Foster's Fairplay | Principals' Principles
Foster's Fairplay is, not at this juncture, concerned with rights or wrongs of the ongoing squabble as they pertain to the eligibility of the Ugandan athlete, Ari Rodgers, to participate in the ISSA-GraceKennedy Boys & Girls' Championships next week. That aspect of the saga has been settled by the world-renowned event's governing body, the Inter-Secondary Schools Sports Association with Rodgers' school, Kingston College, coming out smiling.
The grimace, however, is on the face of the other school realistically contending Champs supremacy, Calabar High, whose five-year winning streak is under the hammer of a Kingston College, hungry to latch on to a major trophy. This has led to a scenario that is threatening discord and disarray amongst the supporters of the two factions. As reggae artiste George Nooks sang in the 70's, "Tribal War, wi nuh wan nuh more a dat."
The principals of both schools are not looking good in all of this, as the punches and counterpunches are in the public space. Someone needs to take the time to alert them to the importance of the role that they are being compensated to play. They need to be seen primarily as promoting the establishment and maintenance of discipline, good order and industry. As far as their public profile on extraneous matters such as the Rodgers affair is concerned, there is a tolerance limit that is on the verge of being exceeded. A boiling point has been reached
In recent times, there are many acts of deviant behaviour among students, and some have led to disastrous outcomes. To address this, there have been initiatives like the appointment of guidance counsellors, Peace and Love in Schools (PALS) and the introduction of safety officers from the Jamaica Constabulary Force. Will it soon be necessary to institute similar moves to keep the principals at bay or away from each other's throats?
Foster's Fairplay firmly believes that now is the appropriate time to advise the combatants that adversity does not change you adversity actually reveals who you are. Individuals holding high offices should conduct themselves with the highest degree of ethics. Airing their grievances on radio programmes is not the decent way, as it does not send the correct message.
The ISSA rules, as they regard qualification to compete, are quite clear. One is hard-pressed to recall an occasion when their implementation has been mired in such controversy as in this matter regarding the Ugandan athlete. If the latest ruling can give rise to this type of confrontation that puts one school's top administrator up in arms with his counterpart elsewhere, maybe it is time to design an alternative strategy. The fact that the students could attempt to justify their sometimes recalcitrant behaviour on the grounds of "Is the same thing Sir did on TV last night" provides just cause.
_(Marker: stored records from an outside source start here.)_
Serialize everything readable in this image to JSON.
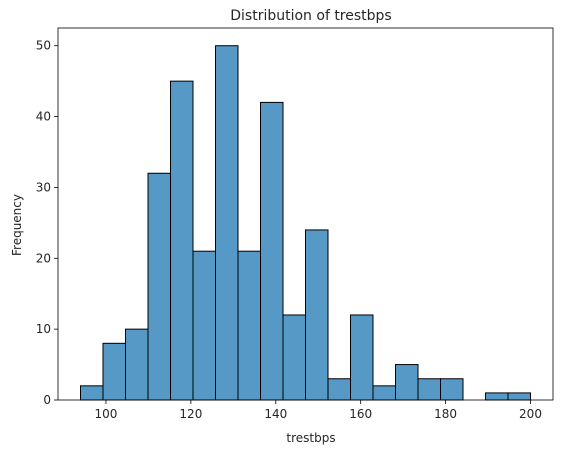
{
  "chart_data": {
    "type": "bar",
    "title": "Distribution of trestbps",
    "xlabel": "trestbps",
    "ylabel": "Frequency",
    "xlim": [
      88.7,
      205.3
    ],
    "ylim": [
      0,
      52.5
    ],
    "x_ticks": [
      100,
      120,
      140,
      160,
      180,
      200
    ],
    "y_ticks": [
      0,
      10,
      20,
      30,
      40,
      50
    ],
    "bar_color": "#5699c6",
    "edge_color": "#000000",
    "grid": false,
    "bins": [
      {
        "x0": 94.0,
        "x1": 99.3,
        "value": 2
      },
      {
        "x0": 99.3,
        "x1": 104.6,
        "value": 8
      },
      {
        "x0": 104.6,
        "x1": 109.9,
        "value": 10
      },
      {
        "x0": 109.9,
        "x1": 115.2,
        "value": 32
      },
      {
        "x0": 115.2,
        "x1": 120.5,
        "value": 45
      },
      {
        "x0": 120.5,
        "x1": 125.8,
        "value": 21
      },
      {
        "x0": 125.8,
        "x1": 131.1,
        "value": 50
      },
      {
        "x0": 131.1,
        "x1": 136.4,
        "value": 21
      },
      {
        "x0": 136.4,
        "x1": 141.7,
        "value": 42
      },
      {
        "x0": 141.7,
        "x1": 147.0,
        "value": 12
      },
      {
        "x0": 147.0,
        "x1": 152.3,
        "value": 24
      },
      {
        "x0": 152.3,
        "x1": 157.6,
        "value": 3
      },
      {
        "x0": 157.6,
        "x1": 162.9,
        "value": 12
      },
      {
        "x0": 162.9,
        "x1": 168.2,
        "value": 2
      },
      {
        "x0": 168.2,
        "x1": 173.5,
        "value": 5
      },
      {
        "x0": 173.5,
        "x1": 178.8,
        "value": 3
      },
      {
        "x0": 178.8,
        "x1": 184.1,
        "value": 3
      },
      {
        "x0": 184.1,
        "x1": 189.4,
        "value": 0
      },
      {
        "x0": 189.4,
        "x1": 194.7,
        "value": 1
      },
      {
        "x0": 194.7,
        "x1": 200.0,
        "value": 1
      }
    ]
  }
}
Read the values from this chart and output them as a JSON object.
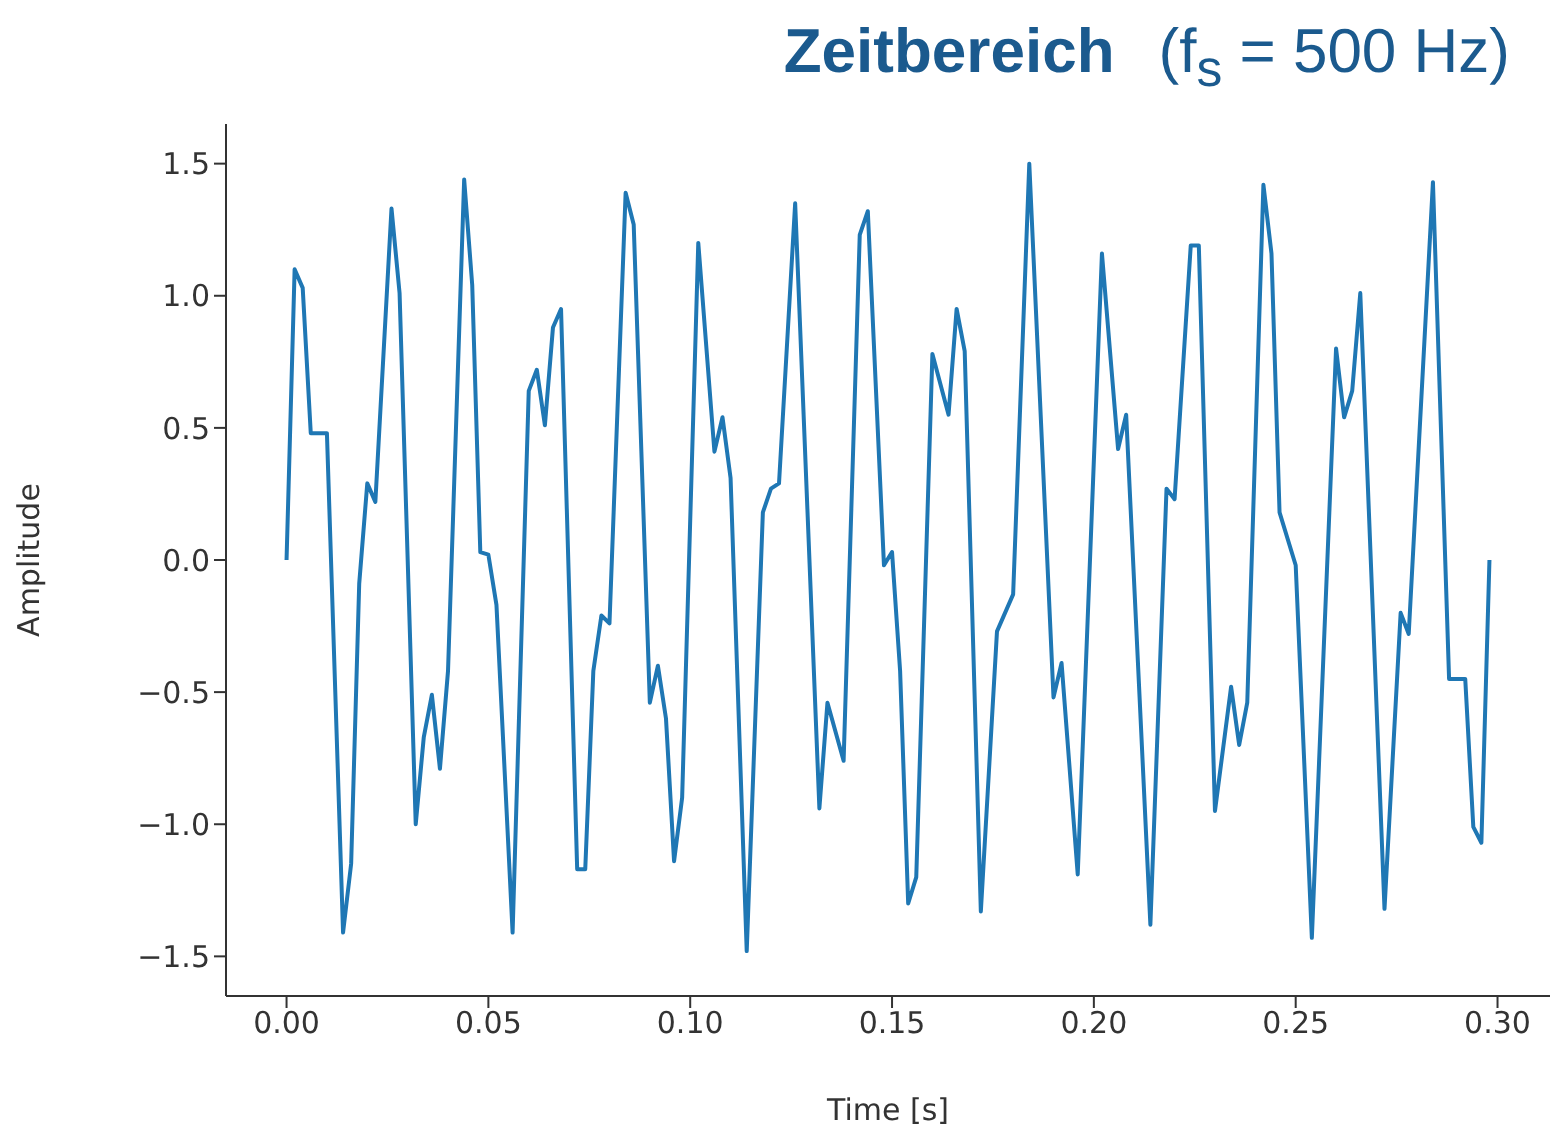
{
  "chart_data": {
    "type": "line",
    "title": "Zeitbereich",
    "subtitle": "(f$_{s}$ = 500 Hz)",
    "xlabel": "Time [s]",
    "ylabel": "Amplitude",
    "x": [
      0,
      0.002,
      0.004,
      0.006,
      0.01,
      0.014,
      0.016,
      0.018,
      0.02,
      0.022,
      0.026,
      0.028,
      0.032,
      0.034,
      0.036,
      0.038,
      0.04,
      0.044,
      0.046,
      0.048,
      0.05,
      0.052,
      0.056,
      0.06,
      0.062,
      0.064,
      0.066,
      0.068,
      0.072,
      0.074,
      0.076,
      0.078,
      0.08,
      0.084,
      0.086,
      0.09,
      0.092,
      0.094,
      0.096,
      0.098,
      0.102,
      0.106,
      0.108,
      0.11,
      0.114,
      0.118,
      0.12,
      0.122,
      0.126,
      0.132,
      0.134,
      0.138,
      0.142,
      0.144,
      0.148,
      0.15,
      0.152,
      0.154,
      0.156,
      0.16,
      0.164,
      0.166,
      0.168,
      0.172,
      0.176,
      0.18,
      0.184,
      0.19,
      0.192,
      0.196,
      0.202,
      0.206,
      0.208,
      0.214,
      0.218,
      0.22,
      0.224,
      0.226,
      0.23,
      0.234,
      0.236,
      0.238,
      0.242,
      0.244,
      0.246,
      0.25,
      0.254,
      0.26,
      0.262,
      0.264,
      0.266,
      0.272,
      0.276,
      0.278,
      0.284,
      0.288,
      0.292,
      0.294,
      0.296,
      0.298
    ],
    "series": [
      {
        "color": "#1f77b4",
        "values": [
          0,
          1.1,
          1.03,
          0.48,
          0.48,
          -1.41,
          -1.15,
          -0.09,
          0.29,
          0.22,
          1.33,
          1.01,
          -1.0,
          -0.67,
          -0.51,
          -0.79,
          -0.42,
          1.44,
          1.04,
          0.03,
          0.02,
          -0.17,
          -1.41,
          0.64,
          0.72,
          0.51,
          0.88,
          0.95,
          -1.17,
          -1.17,
          -0.42,
          -0.21,
          -0.24,
          1.39,
          1.27,
          -0.54,
          -0.4,
          -0.6,
          -1.14,
          -0.9,
          1.2,
          0.41,
          0.54,
          0.31,
          -1.48,
          0.18,
          0.27,
          0.29,
          1.35,
          -0.94,
          -0.54,
          -0.76,
          1.23,
          1.32,
          -0.02,
          0.03,
          -0.42,
          -1.3,
          -1.2,
          0.78,
          0.55,
          0.95,
          0.79,
          -1.33,
          -0.27,
          -0.13,
          1.5,
          -0.52,
          -0.39,
          -1.19,
          1.16,
          0.42,
          0.55,
          -1.38,
          0.27,
          0.23,
          1.19,
          1.19,
          -0.95,
          -0.48,
          -0.7,
          -0.54,
          1.42,
          1.16,
          0.18,
          -0.02,
          -1.43,
          0.8,
          0.54,
          0.64,
          1.01,
          -1.32,
          -0.2,
          -0.28,
          1.43,
          -0.45,
          -0.45,
          -1.01,
          -1.07,
          0.0
        ]
      }
    ],
    "xlim": [
      -0.015,
      0.313
    ],
    "ylim": [
      -1.65,
      1.65
    ],
    "xticks": [
      {
        "value": 0,
        "label": "0.00"
      },
      {
        "value": 0.05,
        "label": "0.05"
      },
      {
        "value": 0.1,
        "label": "0.10"
      },
      {
        "value": 0.15,
        "label": "0.15"
      },
      {
        "value": 0.2,
        "label": "0.20"
      },
      {
        "value": 0.25,
        "label": "0.25"
      },
      {
        "value": 0.3,
        "label": "0.30"
      }
    ],
    "yticks": [
      {
        "value": -1.5,
        "label": "−1.5"
      },
      {
        "value": -1,
        "label": "−1.0"
      },
      {
        "value": -0.5,
        "label": "−0.5"
      },
      {
        "value": 0,
        "label": "0.0"
      },
      {
        "value": 0.5,
        "label": "0.5"
      },
      {
        "value": 1,
        "label": "1.0"
      },
      {
        "value": 1.5,
        "label": "1.5"
      }
    ],
    "grid": false,
    "legend": false,
    "marker": "none",
    "line_style": "solid"
  }
}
Foster's Fairplay suggests that disputes such as the on-going one should be discussed and settled by a designated body, far removed from the schools' administration. The latter should be left to cater to the diverse demands of educating students and preparing them for the wider world.
There can be no doubt that Champs is a blessing to be nurtured and cherished. However, it tends to bring out some disturbing traits in some of the persons involved in its structure and execution.
When consulted by Foster's Fairplay, a former Calabar athlete, coach Vaughn, now plying his trade conditioning athletes in Florida, USA, commented, "I have come to see that the championships is but a drop in the bucket of our life experience. Life is bigger than any Champs win. The adults in this should be ashamed of themselves."
Champs too sweet, take the bitterness elsewhere.